Sansür yasası, başörtüsü tartışması ve anayasal haklar!

CHP Başkanı Kemal Kılıçdaroğlu’nun seçimlere dönük başörtüsü çıkışı etrafında dönen tartışma hem iktidar hem de Altılı Masa kanadında adeta şu soruyu gündeme getirdi: “Hangimiz hak ve özgürlükleri garanti altına almaya daha istekliyiz?”

Meselenin niyet ve retorikten bağımsız olarak anayasal güvence konusuna gelmiş olması oldukça önemli gibi görünse de, kadın bedeni, hak ve özgürlükler ekseninde yapılan bu tartışma bir seçim malzemesi olmanın ötesine geçemiyor. Zira başörtüsü önündeki engeller özellikle anayasa değişikliklerine girmeden fiili olarak kamuda kaldırılmış durumda. Hatta iktidar tarafından bizzat bu özgürlüğün iktidarın yalnızca varlığı ile garanti altına alınan, iki dudağı arasında olan, yokluğu halinde ise uçup gidecek bir uygulama olduğu korkutması yapılmakta.
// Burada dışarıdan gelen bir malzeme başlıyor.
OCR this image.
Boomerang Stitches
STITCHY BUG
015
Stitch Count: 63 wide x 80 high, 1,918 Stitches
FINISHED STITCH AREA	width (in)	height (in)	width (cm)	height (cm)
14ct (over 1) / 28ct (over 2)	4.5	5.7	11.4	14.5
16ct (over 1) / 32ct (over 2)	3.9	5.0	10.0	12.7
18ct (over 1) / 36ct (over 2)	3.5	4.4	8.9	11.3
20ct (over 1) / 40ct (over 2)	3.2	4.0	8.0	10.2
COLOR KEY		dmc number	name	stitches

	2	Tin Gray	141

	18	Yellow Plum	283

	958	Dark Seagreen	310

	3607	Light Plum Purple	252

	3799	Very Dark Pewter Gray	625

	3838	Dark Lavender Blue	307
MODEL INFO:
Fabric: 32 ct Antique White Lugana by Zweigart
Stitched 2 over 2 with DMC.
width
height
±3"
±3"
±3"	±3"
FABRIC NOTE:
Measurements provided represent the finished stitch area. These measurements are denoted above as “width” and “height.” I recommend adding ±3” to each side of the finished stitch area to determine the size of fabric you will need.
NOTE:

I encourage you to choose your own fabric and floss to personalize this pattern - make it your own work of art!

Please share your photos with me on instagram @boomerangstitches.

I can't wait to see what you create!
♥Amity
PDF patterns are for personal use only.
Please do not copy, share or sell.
Meselenin yine iktidar kanadında referandum noktasına getirilerek adresin millet olarak gösterilmesi ise bu siyasi şovun bir parçası niteliğinde.

Erdoğan başörtüsü tartışmasına cevabını Diyarbakır’ı örnek göstererek veriyor. Diyarbakır’da şu an insanların geceleri de sokaklarda olmasını kendi iktidarına borçlu olunduğuna bağlayarak her insanın hak ve özgürlük talebini sessiz devrimlerle karşıladığını söylüyor ve hak ve özgürlükler mücadelesinin öncü siyasi hareketi olduklarını “hatırlatıyor”. Ve tüm bu tartışma sürerken AKP ve MHP’nin hazırladığı 40 maddelik “dezenformasyonla mücadele yasası” adı verilen ama gazetecilerin ve meslek örgütlerinin “sansür yasası” olarak adlandırdığı, muhalefeti susturmaya ve kriminalize etmeyi amaçlayan kanun yürürlüğe giriyor. Dezenformasyonla mücadele kapsamında hazırlanan bu yasa ile beklenen İstanbul depremi, ENAG enflasyon verileri, 128 milyar doların akıbeti, askeri harekâtlardaki gelişmeler ve daha nicelerini haberleştirmek savcıların yorumlarıyla suç kapsamına girebilecek. Suçun kapsamına da, bilginin doğru ya da yalan olduğuna da savcılar, hakimler ve haberin konusu olanlar karar verecek. Kısaca yasa, fikir ve ifade özgürlüğü ile haberleşme özgürlüğünün daha sert bir denetim altına alınmasını amaçlıyor. Hak ve özgürlüklerin anayasal güvence altına alınmasını savunan, en önemli seçim vaadi “güçlendirilmiş parlamenter sistem” ile parlamentoya dönmek olan CHP’nin ise 90 milletvekilinin bu yasanın oylamasında yer bile almadığı görülüyor.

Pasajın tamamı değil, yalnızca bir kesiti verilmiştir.